Monday, January 16, 2006

After returning from last week's festivities, we had a relapse. Don't know if it was the same virus getting used to us as we were down, or if it was a new one. No matter: left us feeling very wretched indeed.

Hal went through the trouble of making me a soup - pea soup with the ham bone left over from New Year's dinner. Pea soup's one of my favorites, so it broke my heart to not be able to taste what I think must be a wonderful first attempt. Though he doesn't relish the process as I do (often jokes about eating spaghetti-os in a can standing over the sink "to save time"), I do believe that he is a better cook than I am, so I like to be supportive of his efforts.

Tasteless soups, boxes of wasted tissues and menthol drops aside, it wasn't too terrible a weekend. I managed to weave in the ends of a mohair/pearl cotton scarf I knitted up during the car trip. Lots of cat naps were taken, plenty of films were watched. Hal indulged me with some chambara (Had to get my Nakadai itch scratched, this time with the delightfully named Kill!, a surprisingly not-nihilist and funny film about a yakuza working off some karma.)

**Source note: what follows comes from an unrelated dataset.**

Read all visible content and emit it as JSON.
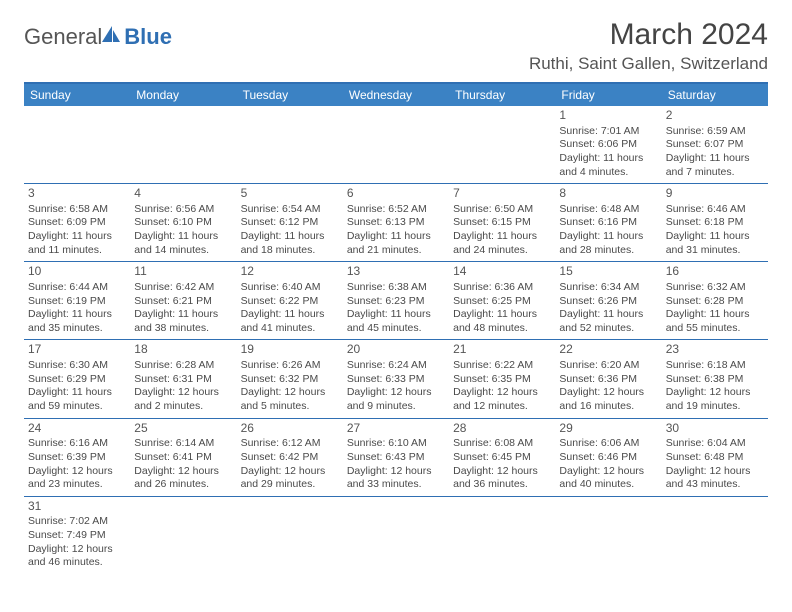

Nakadai (right) as the former Samurai teams up with Etsushi Takahashi (left), a farmer who aspires to becoming a Samurai in Kill!: an unlikely pair in a surprisingly feel-good film with a Spaghetti-western soundtrack.



A more angelic-looking Nakadai in Kobayashi's Kwaidan, where he plays a young woodcutter whose beauty causes even a spirit to take flesh to be near him.


We also watched the opening credits and final fight scene in Samurai Spy, Shinoda's way-twisty (and slightly farfelu) ninja story set towards the end of the period between Sekigahara and the Toyotomi clan's final stand against the Tokugawa. There's plenty of samurai eye-candy, however, between Tetsuro Tamba(*sigh* as a leper in a silly white outfit he still rings my bell) and Eiji Okada (who became a sex symbol in France for his roll in Hiroshima, Mon Amour), not to mention a delicious, Cuban-inspired soundtrack by Takemitsu.